There are some advantages to this, but it has meant that the clinical trial of TGN1412 involved four companies: TeGenero, who developed it, Boehringer, who produced the samples used in the trial, Parexel, who conducted the trial, and an unnamed company that had carried out the trials on monkeys. As with the British railway system after privatisation, it appears there was no one with an overview of the entire process, no one with overall responsibility. Were the people at Parexel who designed the trial fully aware of the nature of the drug they were testing? If they were, they said nothing about it in the information they gave to the volunteers.
It also makes it harder for the victims to get adequate compensation. TeGenero has filed for insolvency; whereas a major pharmaceutical company would have the resources to pay whatever damages are awarded. Merck may be badly hurt by the Vioxx scandal but it is highly unlikely to go under.
As we write, six previously healthy young men are facing lifetimes of immune-related illness and the distinct possibility of early death. Despite what the experts in the field are saying, those responsible for the trials insist that they did everything properly, that what happened was completely unforeseeable. The regulatory body that should have intervened continues to back them up, also in the face of all the evidence.

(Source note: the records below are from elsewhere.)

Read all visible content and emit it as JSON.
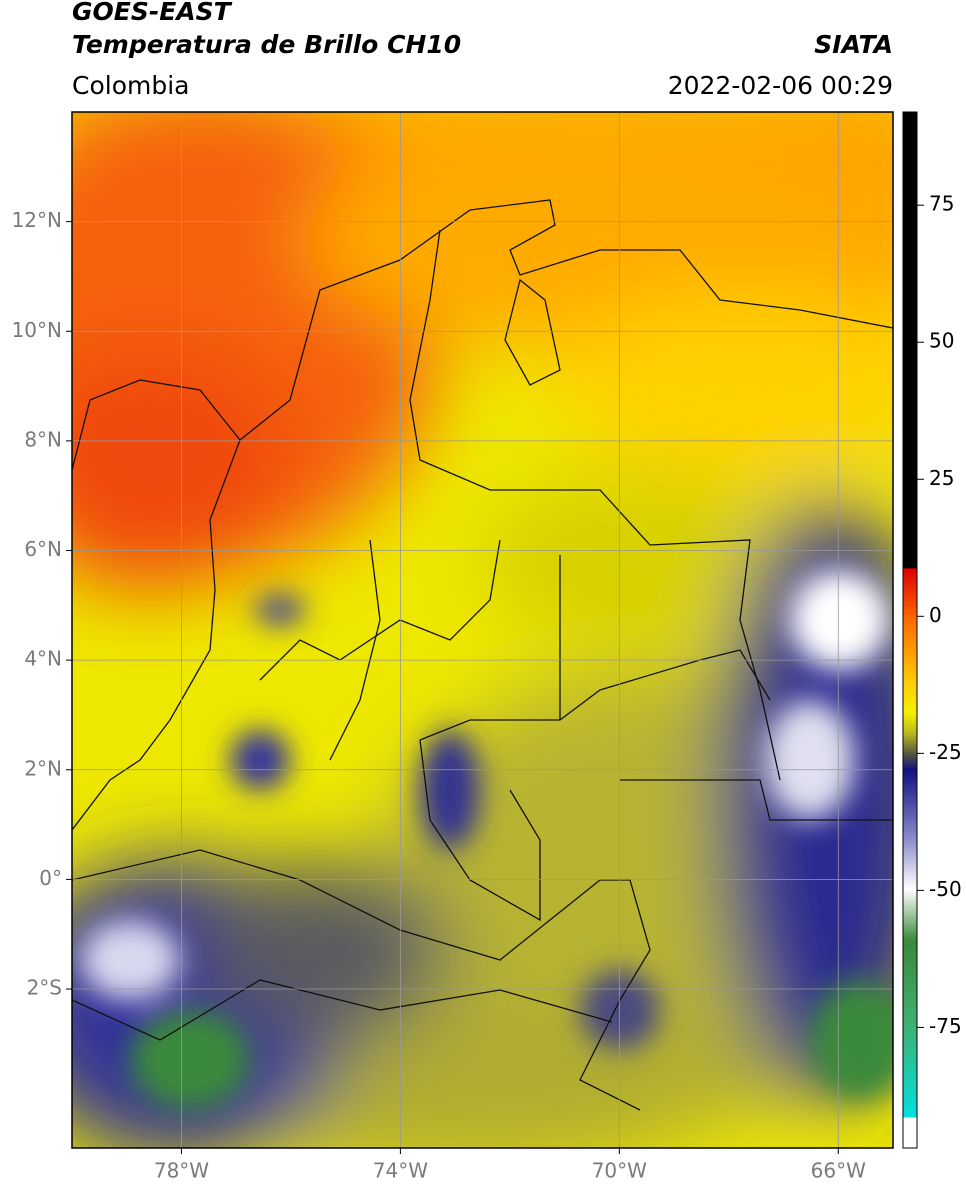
{
  "header": {
    "title": "GOES-EAST",
    "subtitle": "Temperatura de Brillo CH10",
    "source": "SIATA",
    "region": "Colombia",
    "timestamp": "2022-02-06 00:29"
  },
  "map": {
    "lonlim": [
      -80,
      -65
    ],
    "latlim": [
      -4.9,
      14
    ],
    "lon_ticks": [
      {
        "value": -78,
        "label": "78°W"
      },
      {
        "value": -74,
        "label": "74°W"
      },
      {
        "value": -70,
        "label": "70°W"
      },
      {
        "value": -66,
        "label": "66°W"
      }
    ],
    "lat_ticks": [
      {
        "value": 12,
        "label": "12°N"
      },
      {
        "value": 10,
        "label": "10°N"
      },
      {
        "value": 8,
        "label": "8°N"
      },
      {
        "value": 6,
        "label": "6°N"
      },
      {
        "value": 4,
        "label": "4°N"
      },
      {
        "value": 2,
        "label": "2°N"
      },
      {
        "value": 0,
        "label": "0°"
      },
      {
        "value": -2,
        "label": "2°S"
      }
    ]
  },
  "colorbar": {
    "lim": [
      -97,
      92
    ],
    "ticks": [
      75,
      50,
      25,
      0,
      -25,
      -50,
      -75
    ]
  }
}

The regulation of drug trials in the UK is clearly inadequate, and the problem is made worse as the pharmaceutical industry becomes increasingly international. The Food and Drug Administration in the USA is currently embroiled in several drug trial scandals amid widespread accusations of conflicts of interests in a high proportion of its scientific advisory panels (this issue). More and more trials are being carried out in third world countries where regulation is less stringent; Parexel, for example, is expanding its operations in Latin America.
The World Health Organisation is in the process of setting up an International Clinical Trials Registry so that the information from trials anywhere in the world can be accessed (WHO Registry of Clinical Trials, SiS30). There must also be internationally agreed standards for trials. And as a first step, the UK must get its own house in order.
The MHRA sees its task only as verifying that the right boxes have been ticked on a standard protocol, and it doesn’t do even that very well. After the incident, it had nothing to say beyond that what had happened had been unpredicted, when there is a consensus among the experts that it should have been anticipated.
Clinical trials are too important and potentially too hazardous to be regulated in such a casual manner. We need a new regulatory body with the scientific expertise to look critically and independently at all the trials that are submitted to it and the authority to reject any that do not satisfy the strict requirements.